Let’s face it: Not all fences are created equally; and while installing any type of fence in the backyard for pets is better than not having a fence at all, there are many factors to consider before purchasing including cost, material, and intrusive wildlife. For now, let’s discuss why it’s best to stay clear of chain-link fences and in-ground wireless fences for pet playtime.
Chain Link Fences
Chain-Link Fences are one of the most commonly used fence types to secure dogs in yards. While cost may be a contributing factor for why homeowners choose chain-link fences, there are major turn-offs that will make pet owners think twice about using them. For starters, chain-link fences are a pain to install without the help from professional installers (adding to the cost of the fence). They are heavy and hardly pliable. To make matters worse, chain-link fences are ugly; and they cheapen the look of houses. For homeowners that have placed houses on the market for sell, the elegance of the fence could be a deterrent for perspective home buyers.

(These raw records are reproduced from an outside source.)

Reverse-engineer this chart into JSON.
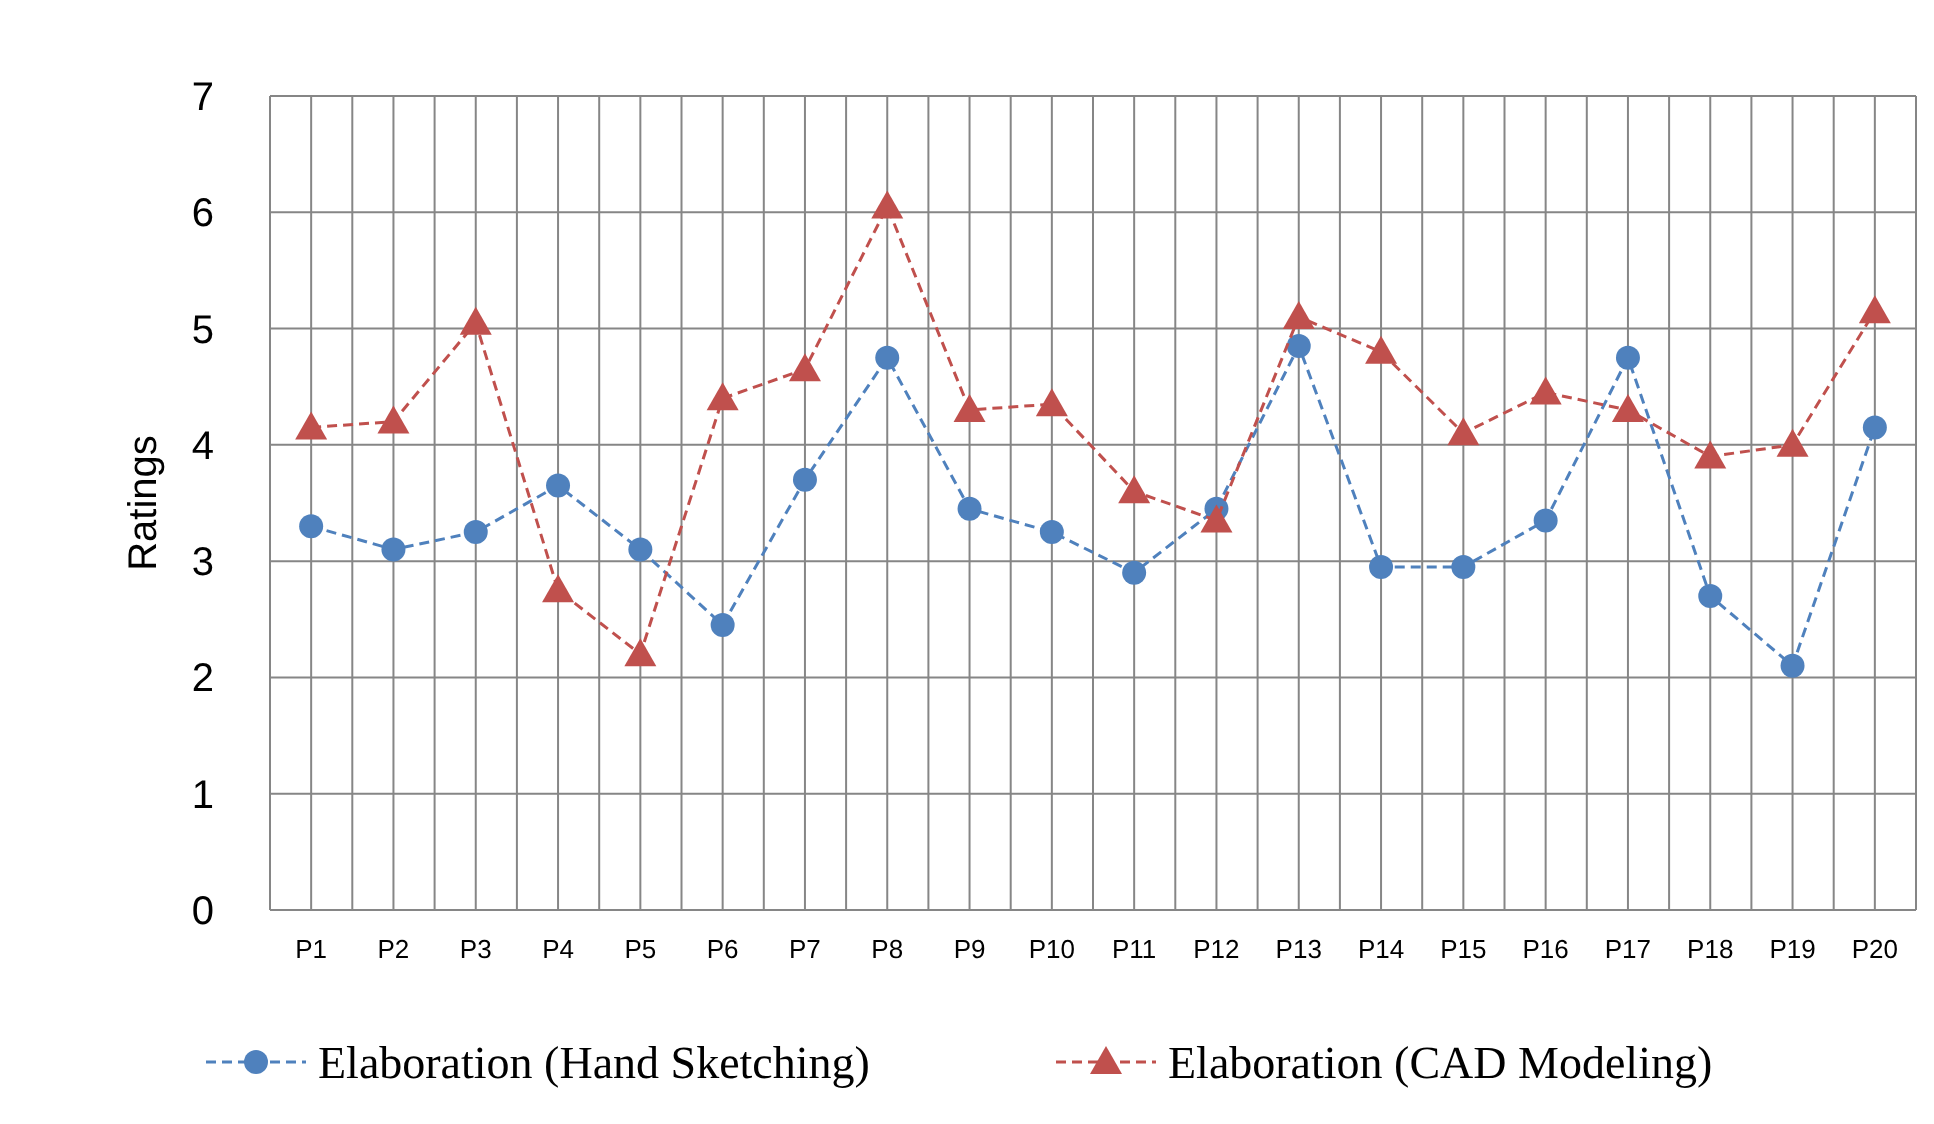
{
  "chart_data": {
    "type": "line",
    "ylabel": "Ratings",
    "categories": [
      "P1",
      "P2",
      "P3",
      "P4",
      "P5",
      "P6",
      "P7",
      "P8",
      "P9",
      "P10",
      "P11",
      "P12",
      "P13",
      "P14",
      "P15",
      "P16",
      "P17",
      "P18",
      "P19",
      "P20"
    ],
    "series": [
      {
        "name": "Elaboration (Hand Sketching)",
        "color": "#4f81bd",
        "marker": "circle",
        "values": [
          3.3,
          3.1,
          3.25,
          3.65,
          3.1,
          2.45,
          3.7,
          4.75,
          3.45,
          3.25,
          2.9,
          3.45,
          4.85,
          2.95,
          2.95,
          3.35,
          4.75,
          2.7,
          2.1,
          4.15
        ]
      },
      {
        "name": "Elaboration (CAD Modeling)",
        "color": "#c0504d",
        "marker": "triangle",
        "values": [
          4.15,
          4.2,
          5.05,
          2.75,
          2.2,
          4.4,
          4.65,
          6.05,
          4.3,
          4.35,
          3.6,
          3.35,
          5.1,
          4.8,
          4.1,
          4.45,
          4.3,
          3.9,
          4.0,
          5.15
        ]
      }
    ],
    "ylim": [
      0,
      7
    ],
    "yticks": [
      0,
      1,
      2,
      3,
      4,
      5,
      6,
      7
    ],
    "grid": true,
    "legend": "bottom",
    "line_style": "dashed"
  }
}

Chain-link fences will eventually corrode because they are strictly made from a galvanized steel that will become brittle from years in the sun, rain, and other environmental elements; and for pet owners with dogs that like to chew, they will find themselves with a mouth full of rust.

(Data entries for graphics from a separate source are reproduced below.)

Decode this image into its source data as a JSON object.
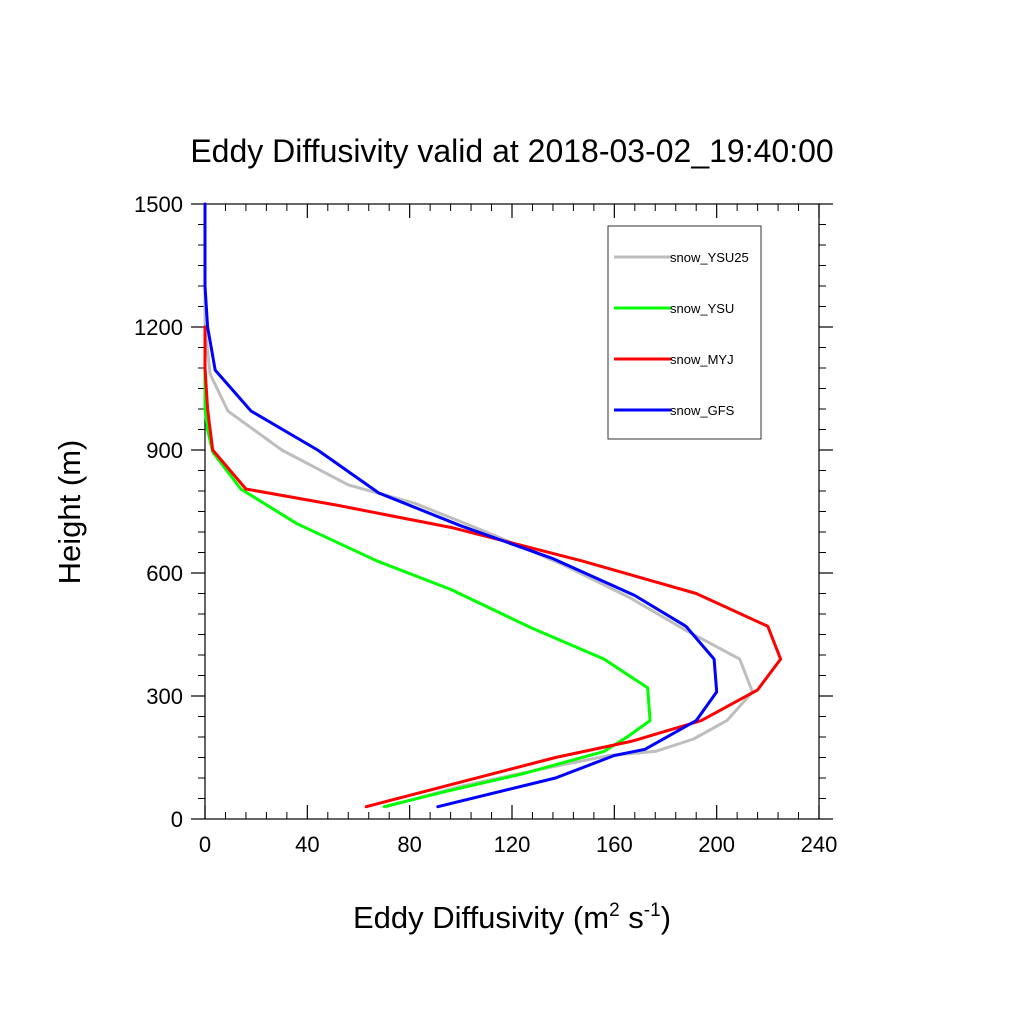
{
  "chart_data": {
    "type": "line",
    "title": "Eddy Diffusivity valid at 2018-03-02_19:40:00",
    "xlabel": "Eddy Diffusivity (m",
    "xlabel_sup1": "2",
    "xlabel_mid": " s",
    "xlabel_sup2": "-1",
    "xlabel_end": ")",
    "ylabel": "Height (m)",
    "xlim": [
      0,
      240
    ],
    "ylim": [
      0,
      1500
    ],
    "xticks": [
      0,
      40,
      80,
      120,
      160,
      200,
      240
    ],
    "yticks": [
      0,
      300,
      600,
      900,
      1200,
      1500
    ],
    "legend_position": "top-right",
    "series": [
      {
        "name": "snow_YSU25",
        "color": "#bebebe",
        "points": [
          [
            71,
            30
          ],
          [
            100,
            80
          ],
          [
            130,
            120
          ],
          [
            158,
            155
          ],
          [
            176,
            165
          ],
          [
            191,
            195
          ],
          [
            204,
            240
          ],
          [
            214,
            310
          ],
          [
            209,
            390
          ],
          [
            188,
            460
          ],
          [
            166,
            540
          ],
          [
            140,
            620
          ],
          [
            110,
            700
          ],
          [
            82,
            770
          ],
          [
            56,
            815
          ],
          [
            30,
            900
          ],
          [
            9,
            995
          ],
          [
            2,
            1085
          ],
          [
            0,
            1200
          ],
          [
            0,
            1500
          ]
        ]
      },
      {
        "name": "snow_YSU",
        "color": "#00ff00",
        "points": [
          [
            70,
            30
          ],
          [
            96,
            70
          ],
          [
            124,
            110
          ],
          [
            156,
            165
          ],
          [
            165,
            200
          ],
          [
            174,
            240
          ],
          [
            173,
            320
          ],
          [
            156,
            390
          ],
          [
            128,
            465
          ],
          [
            96,
            560
          ],
          [
            67,
            630
          ],
          [
            36,
            720
          ],
          [
            14,
            805
          ],
          [
            3,
            895
          ],
          [
            1,
            950
          ],
          [
            0,
            1000
          ],
          [
            0,
            1200
          ]
        ]
      },
      {
        "name": "snow_MYJ",
        "color": "#ff0000",
        "points": [
          [
            63,
            30
          ],
          [
            100,
            90
          ],
          [
            137,
            150
          ],
          [
            167,
            190
          ],
          [
            194,
            240
          ],
          [
            216,
            315
          ],
          [
            225,
            390
          ],
          [
            220,
            470
          ],
          [
            192,
            550
          ],
          [
            147,
            630
          ],
          [
            97,
            710
          ],
          [
            52,
            765
          ],
          [
            16,
            805
          ],
          [
            3,
            900
          ],
          [
            1,
            1000
          ],
          [
            0,
            1100
          ],
          [
            0,
            1200
          ]
        ]
      },
      {
        "name": "snow_GFS",
        "color": "#0000ff",
        "points": [
          [
            91,
            30
          ],
          [
            137,
            100
          ],
          [
            160,
            155
          ],
          [
            172,
            170
          ],
          [
            192,
            240
          ],
          [
            200,
            310
          ],
          [
            199,
            390
          ],
          [
            188,
            470
          ],
          [
            168,
            545
          ],
          [
            136,
            635
          ],
          [
            100,
            715
          ],
          [
            68,
            795
          ],
          [
            44,
            900
          ],
          [
            18,
            995
          ],
          [
            4,
            1095
          ],
          [
            1,
            1200
          ],
          [
            0,
            1300
          ],
          [
            0,
            1500
          ]
        ]
      }
    ]
  }
}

Electronic fences can be great training tools for puppies to teach them where they can and cannot go around homes; but overall, this type of fence is the most inhumane type of fence. Wireless fences use underground transmitters to deliver a harsh noise or shock to dogs to teach them a lesson. When pet owners use this type of fence, what they are really teaching animals is to be scared to walk the perimeter of the yard. Wireless fences are psychologically and physically damaging and should not be used on any dog breeds. The health of animals is far more important than the exterior look of a property.
There are pet fences on the market that are both aesthetically pleasing and harm-free for animals. For pet owners looking for alternatives to chain-link fences and in-ground dog fences, they should consider trying a polypropylene or PVC-coated steel fence.

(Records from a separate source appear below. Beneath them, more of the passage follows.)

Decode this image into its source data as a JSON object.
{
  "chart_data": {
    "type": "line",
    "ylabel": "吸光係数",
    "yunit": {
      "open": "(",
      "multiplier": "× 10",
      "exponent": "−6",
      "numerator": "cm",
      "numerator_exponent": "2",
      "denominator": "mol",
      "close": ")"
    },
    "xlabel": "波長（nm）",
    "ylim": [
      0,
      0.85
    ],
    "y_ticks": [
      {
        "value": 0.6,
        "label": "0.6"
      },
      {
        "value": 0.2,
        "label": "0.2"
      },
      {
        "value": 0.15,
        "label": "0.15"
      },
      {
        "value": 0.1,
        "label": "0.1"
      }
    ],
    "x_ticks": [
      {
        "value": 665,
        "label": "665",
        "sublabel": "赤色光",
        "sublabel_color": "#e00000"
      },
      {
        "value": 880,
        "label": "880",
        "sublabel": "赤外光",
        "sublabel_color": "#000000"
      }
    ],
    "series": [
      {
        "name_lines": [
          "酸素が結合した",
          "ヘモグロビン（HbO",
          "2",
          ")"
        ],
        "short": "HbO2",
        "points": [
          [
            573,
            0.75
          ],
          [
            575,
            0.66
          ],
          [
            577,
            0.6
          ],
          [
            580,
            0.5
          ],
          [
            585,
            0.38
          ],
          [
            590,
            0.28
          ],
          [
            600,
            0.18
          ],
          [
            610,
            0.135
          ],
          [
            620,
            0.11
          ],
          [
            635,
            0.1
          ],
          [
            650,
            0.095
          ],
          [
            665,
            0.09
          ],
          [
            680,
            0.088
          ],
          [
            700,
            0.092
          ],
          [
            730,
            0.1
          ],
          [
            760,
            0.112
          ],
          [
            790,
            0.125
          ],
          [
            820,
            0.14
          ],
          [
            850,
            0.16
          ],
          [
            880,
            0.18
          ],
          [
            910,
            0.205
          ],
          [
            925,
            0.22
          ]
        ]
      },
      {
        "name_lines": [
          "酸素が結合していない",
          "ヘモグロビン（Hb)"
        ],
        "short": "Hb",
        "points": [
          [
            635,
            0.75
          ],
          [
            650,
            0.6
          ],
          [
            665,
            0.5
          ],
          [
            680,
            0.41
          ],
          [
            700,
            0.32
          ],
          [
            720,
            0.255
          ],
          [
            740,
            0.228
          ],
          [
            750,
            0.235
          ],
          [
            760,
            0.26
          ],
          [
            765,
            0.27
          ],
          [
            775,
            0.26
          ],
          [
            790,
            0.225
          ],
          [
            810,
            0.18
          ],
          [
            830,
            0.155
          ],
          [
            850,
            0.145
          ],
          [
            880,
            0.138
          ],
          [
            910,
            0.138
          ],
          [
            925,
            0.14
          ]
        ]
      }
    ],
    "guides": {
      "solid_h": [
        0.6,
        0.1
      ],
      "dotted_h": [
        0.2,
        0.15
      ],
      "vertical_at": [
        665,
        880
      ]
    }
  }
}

There are many reasons why these fences are better for both homeowners and pets. For one, many homeowners’ associations frown on fences that obtrude neighbor’s views of landscapes. However, these fences are black in color and will blend into landscapes. They are also lightweight and easier to work with than chain-link fences. Most importantly, they will not hurt domestic and non-domestic animals including feral cats and wildlife. The type of fence, including height, will depend on the attributes of the dog.
Poly Dog Fences
Plastic dog fences are an excellent choice for small and low energy dogs. Poly dog fences are lightweight and easy to assemble for the general homeowner. Additionally, they are UV-stabilized and will stand up to severe weather conditions. While this material is not chew-proof, it does have a certified breaking strength between 650 pounds – 1400 pounds and will last 10-20 years outdoors.
PVC-Coated Metal Dog Fences
For pet owners with large and rambunctious dogs that jump, chew and dig, it’s best to stay clear of plastic dog fences. Instead, a metal dog fence with PVC-coating is better suited to secure these types of dogs. Like poly dog fences, these fences are easy, DIY projects. While chain-link fences are stronger than plastic fences, they are not coated in PVC; and thus, do not offer added material protection. PVC prevents chew marks from reaching metal fence mesh while working to protect steel from sun and rain exposure. Metal dog fences are decorative around landscapes and will last up to 30 years.
Dogs require at least 30 minutes of daily activity to stay fit; and fences are a convenient way to allow dogs to play with other animals; bond with pet owners; and get fresh air. Pet owners want what’s best for their animals; and that is why it’s best to choose a safe pet fence that will keep them satisfied for many years.